Continuity of the lift ${\tilde f}$:

Let $y \in Y$ be arbitrary, and let $f(y) = x$ and ${\tilde f}(y) = {\tilde x}$. Choose an evenly covered neighborhood $U$ of $x$ and ${\tilde U}$ be the sheet containing ${\tilde x}$ lying above $U$. By continuity of $f$ we obtain a neighborhood $V$ of $y$ in $Y$ such that $f(V) \subset U$ and hence ${\tilde f}(V) \subset p^{-1}(U)$ (since $p\circ {\tilde f} = f$).

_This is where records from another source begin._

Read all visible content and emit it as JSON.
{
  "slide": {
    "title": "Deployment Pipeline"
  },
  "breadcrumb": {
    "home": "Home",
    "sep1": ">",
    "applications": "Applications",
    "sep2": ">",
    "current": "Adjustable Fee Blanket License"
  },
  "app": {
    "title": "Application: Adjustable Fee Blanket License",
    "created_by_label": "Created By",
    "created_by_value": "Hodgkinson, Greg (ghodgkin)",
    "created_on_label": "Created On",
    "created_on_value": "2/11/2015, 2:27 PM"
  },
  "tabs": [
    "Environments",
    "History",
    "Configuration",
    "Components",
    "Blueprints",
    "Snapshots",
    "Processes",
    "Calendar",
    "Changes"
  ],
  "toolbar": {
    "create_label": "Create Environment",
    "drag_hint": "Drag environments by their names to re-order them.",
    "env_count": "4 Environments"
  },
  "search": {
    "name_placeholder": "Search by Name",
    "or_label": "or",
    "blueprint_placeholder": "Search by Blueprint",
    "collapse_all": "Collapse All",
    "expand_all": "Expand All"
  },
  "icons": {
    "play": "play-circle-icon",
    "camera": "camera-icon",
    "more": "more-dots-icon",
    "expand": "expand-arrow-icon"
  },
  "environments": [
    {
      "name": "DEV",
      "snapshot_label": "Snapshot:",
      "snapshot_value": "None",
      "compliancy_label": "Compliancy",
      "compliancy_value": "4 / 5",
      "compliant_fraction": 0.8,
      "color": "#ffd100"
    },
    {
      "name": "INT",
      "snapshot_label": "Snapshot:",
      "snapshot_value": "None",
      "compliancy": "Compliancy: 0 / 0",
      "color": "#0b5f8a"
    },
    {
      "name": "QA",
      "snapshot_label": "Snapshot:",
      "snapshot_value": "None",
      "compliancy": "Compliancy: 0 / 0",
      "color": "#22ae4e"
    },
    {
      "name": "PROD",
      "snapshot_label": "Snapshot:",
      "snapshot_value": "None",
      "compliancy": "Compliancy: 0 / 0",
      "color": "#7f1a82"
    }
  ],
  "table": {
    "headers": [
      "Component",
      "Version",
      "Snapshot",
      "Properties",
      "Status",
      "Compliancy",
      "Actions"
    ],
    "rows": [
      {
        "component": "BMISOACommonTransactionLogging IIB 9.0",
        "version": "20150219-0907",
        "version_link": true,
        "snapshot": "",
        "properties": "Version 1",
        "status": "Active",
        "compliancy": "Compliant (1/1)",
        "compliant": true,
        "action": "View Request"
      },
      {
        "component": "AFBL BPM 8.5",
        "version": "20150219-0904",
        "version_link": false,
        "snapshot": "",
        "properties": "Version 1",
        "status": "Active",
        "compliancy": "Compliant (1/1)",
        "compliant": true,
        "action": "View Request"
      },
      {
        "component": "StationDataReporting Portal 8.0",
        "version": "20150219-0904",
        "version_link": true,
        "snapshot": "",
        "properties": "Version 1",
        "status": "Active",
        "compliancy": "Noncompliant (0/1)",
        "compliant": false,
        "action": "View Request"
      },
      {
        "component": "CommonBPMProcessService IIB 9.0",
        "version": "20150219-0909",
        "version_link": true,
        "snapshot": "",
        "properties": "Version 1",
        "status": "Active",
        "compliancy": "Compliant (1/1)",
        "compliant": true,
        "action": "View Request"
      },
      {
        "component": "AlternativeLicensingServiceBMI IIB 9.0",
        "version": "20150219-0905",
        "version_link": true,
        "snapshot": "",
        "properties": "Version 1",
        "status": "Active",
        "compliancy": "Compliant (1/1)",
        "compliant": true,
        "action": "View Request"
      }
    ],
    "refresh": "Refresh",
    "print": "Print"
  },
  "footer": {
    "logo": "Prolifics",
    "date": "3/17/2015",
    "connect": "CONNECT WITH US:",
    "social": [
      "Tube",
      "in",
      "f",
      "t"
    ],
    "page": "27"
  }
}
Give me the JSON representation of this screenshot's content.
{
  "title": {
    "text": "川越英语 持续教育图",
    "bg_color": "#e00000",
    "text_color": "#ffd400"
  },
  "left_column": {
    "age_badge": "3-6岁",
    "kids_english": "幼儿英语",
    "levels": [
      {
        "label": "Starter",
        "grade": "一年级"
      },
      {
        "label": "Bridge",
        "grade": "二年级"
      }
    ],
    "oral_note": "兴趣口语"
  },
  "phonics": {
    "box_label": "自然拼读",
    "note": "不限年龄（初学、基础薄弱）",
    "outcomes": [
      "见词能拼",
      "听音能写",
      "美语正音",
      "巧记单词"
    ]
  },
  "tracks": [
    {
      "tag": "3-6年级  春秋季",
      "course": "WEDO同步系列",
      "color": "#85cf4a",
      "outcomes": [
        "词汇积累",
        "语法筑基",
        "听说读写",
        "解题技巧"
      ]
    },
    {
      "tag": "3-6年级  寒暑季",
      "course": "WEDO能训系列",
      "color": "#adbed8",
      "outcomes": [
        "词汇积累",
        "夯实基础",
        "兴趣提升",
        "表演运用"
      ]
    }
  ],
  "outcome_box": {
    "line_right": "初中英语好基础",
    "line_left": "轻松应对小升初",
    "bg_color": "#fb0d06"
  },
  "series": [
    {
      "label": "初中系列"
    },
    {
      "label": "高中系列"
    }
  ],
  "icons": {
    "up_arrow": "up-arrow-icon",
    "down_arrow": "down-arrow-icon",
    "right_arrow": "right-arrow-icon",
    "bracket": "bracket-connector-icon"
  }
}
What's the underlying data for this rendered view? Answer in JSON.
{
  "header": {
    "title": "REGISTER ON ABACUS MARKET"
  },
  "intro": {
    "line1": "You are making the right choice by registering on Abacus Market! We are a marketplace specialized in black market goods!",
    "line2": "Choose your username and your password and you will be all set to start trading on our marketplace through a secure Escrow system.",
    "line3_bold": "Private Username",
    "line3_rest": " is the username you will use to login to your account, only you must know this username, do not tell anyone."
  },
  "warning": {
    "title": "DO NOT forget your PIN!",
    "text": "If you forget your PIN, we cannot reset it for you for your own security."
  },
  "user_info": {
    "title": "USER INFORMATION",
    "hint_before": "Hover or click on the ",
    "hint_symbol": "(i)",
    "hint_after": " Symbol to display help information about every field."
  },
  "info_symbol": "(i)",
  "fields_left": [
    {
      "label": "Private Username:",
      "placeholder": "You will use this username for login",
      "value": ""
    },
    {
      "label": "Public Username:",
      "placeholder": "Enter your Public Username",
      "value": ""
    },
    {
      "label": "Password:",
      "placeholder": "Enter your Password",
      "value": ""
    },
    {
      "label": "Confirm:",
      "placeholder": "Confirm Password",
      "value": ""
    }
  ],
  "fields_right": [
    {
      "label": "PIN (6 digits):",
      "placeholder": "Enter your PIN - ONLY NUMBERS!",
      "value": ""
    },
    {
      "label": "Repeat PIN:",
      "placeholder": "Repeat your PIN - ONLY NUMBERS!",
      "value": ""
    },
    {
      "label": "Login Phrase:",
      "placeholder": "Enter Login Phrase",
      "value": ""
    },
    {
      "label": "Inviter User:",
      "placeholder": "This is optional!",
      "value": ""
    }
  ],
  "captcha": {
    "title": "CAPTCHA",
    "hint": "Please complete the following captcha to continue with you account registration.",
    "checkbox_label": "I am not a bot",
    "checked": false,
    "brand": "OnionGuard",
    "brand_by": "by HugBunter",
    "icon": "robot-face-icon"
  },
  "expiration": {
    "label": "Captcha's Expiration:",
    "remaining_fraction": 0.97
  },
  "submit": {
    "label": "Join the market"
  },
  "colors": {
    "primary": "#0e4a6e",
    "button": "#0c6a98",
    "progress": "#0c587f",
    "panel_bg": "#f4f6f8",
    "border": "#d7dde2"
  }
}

Now if we assume that ${\tilde f}$ maps the neighborhood $V$ into ${\tilde U}$, then the following would be valid:

$${\tilde f} = \Big(p\Big\vert _{\tilde U}\Big)^{-1} \circ f, \eqno(18.2)$$

which would prove the continuity of ${\tilde f}$. To prove that ${\tilde f}(V) \subset {\tilde U}$, we shall assume that the neighborhoods $U$, $V$ and ${\tilde U}$ are path connected and invoke the construction of ${\tilde f}$. Choose a path $\gamma$ in $Y$ joining $y_0$ and $y$ and for each $z \in V$ pick a path $\eta$ joining $y$ and $z$ and then we get the path $\gamma *\eta$ joining $y_0$ and $z$. Lift $f \circ \gamma$ and $f \circ \eta$ to paths in $\tilde X$ starting at ${\tilde x}_0$ and $\widetilde{f \circ \gamma}(1)$ respectively. Since $f \circ \eta$ lies in $U$, its lift must lie entirely in $\tilde U$ and hence

$${\tilde f}(z) = \widetilde{f \circ (\gamma*\eta)}(1) = \widetilde{f \circ \eta}(1) \in \tilde U.$$